Un rituale che si ripete
Ogni novembre, puntuale come un meccanismo, le pagine social e i forum dedicati al ciclismo tornano a parlare di palestra, forza, mobilità e core stability.
È quasi un rito stagionale, il periodo in cui si “mette forza”, si “costruisce la base”, si torna a sollevare qualche peso dopo mesi di sola bici.

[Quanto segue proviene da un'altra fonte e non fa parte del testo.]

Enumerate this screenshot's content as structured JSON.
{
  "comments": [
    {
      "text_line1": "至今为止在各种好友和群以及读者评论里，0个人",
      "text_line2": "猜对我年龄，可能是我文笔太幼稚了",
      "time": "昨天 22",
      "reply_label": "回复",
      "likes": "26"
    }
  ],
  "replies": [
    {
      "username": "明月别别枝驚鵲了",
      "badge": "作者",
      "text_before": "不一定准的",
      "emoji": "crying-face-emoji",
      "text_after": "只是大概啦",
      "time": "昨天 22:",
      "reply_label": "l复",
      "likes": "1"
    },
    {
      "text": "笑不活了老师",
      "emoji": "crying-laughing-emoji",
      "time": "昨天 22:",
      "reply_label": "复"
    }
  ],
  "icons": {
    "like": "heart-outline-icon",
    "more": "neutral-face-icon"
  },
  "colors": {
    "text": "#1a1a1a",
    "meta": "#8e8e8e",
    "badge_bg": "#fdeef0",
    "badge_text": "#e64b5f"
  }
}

Poi arriva gennaio, e il dibattito si spegne. Le palestre si svuotano, i manubri restano a riposo, e la forza diventa un argomento dimenticato.
Il paradosso è evidente: mentre molti discutono se la forza serva davvero, la scienza e la pratica dei grandi team dicono la stessa cosa da oltre un decennio. Allenare la forza in modo costante, con sovraccarichi reali e metodo, è oggi uno dei pilastri della prestazione ciclistica moderna.
Nel ciclismo si parla spesso di “lavori di forza”, ma troppo spesso si confonde la forza allenante con la forza percepita.
Fare qualche esercizio a corpo libero, un po’ di isometria o un circuito a basso carico può avere valore posturale o preventivo, ma non basta per stimolare adattamenti neuromuscolari reali.
Per migliorare la potenza, la coordinazione intramuscolare e la resistenza specifica, serve un sovraccarico meccanico progressivo.
È questo stimolo, e non la semplice ripetizione del gesto, a costringere il sistema nervoso e muscolare ad adattarsi, reclutando più fibre motorie e migliorando la capacità di generare forza a parità di sforzo metabolico.
È il principio su cui si basa l’heavy strength training, ovvero l’allenamento con carichi elevati e basse ripetizioni.
La forza non nasce dal movimento in sé, ma dall’intensità che costringe il corpo a rispondere.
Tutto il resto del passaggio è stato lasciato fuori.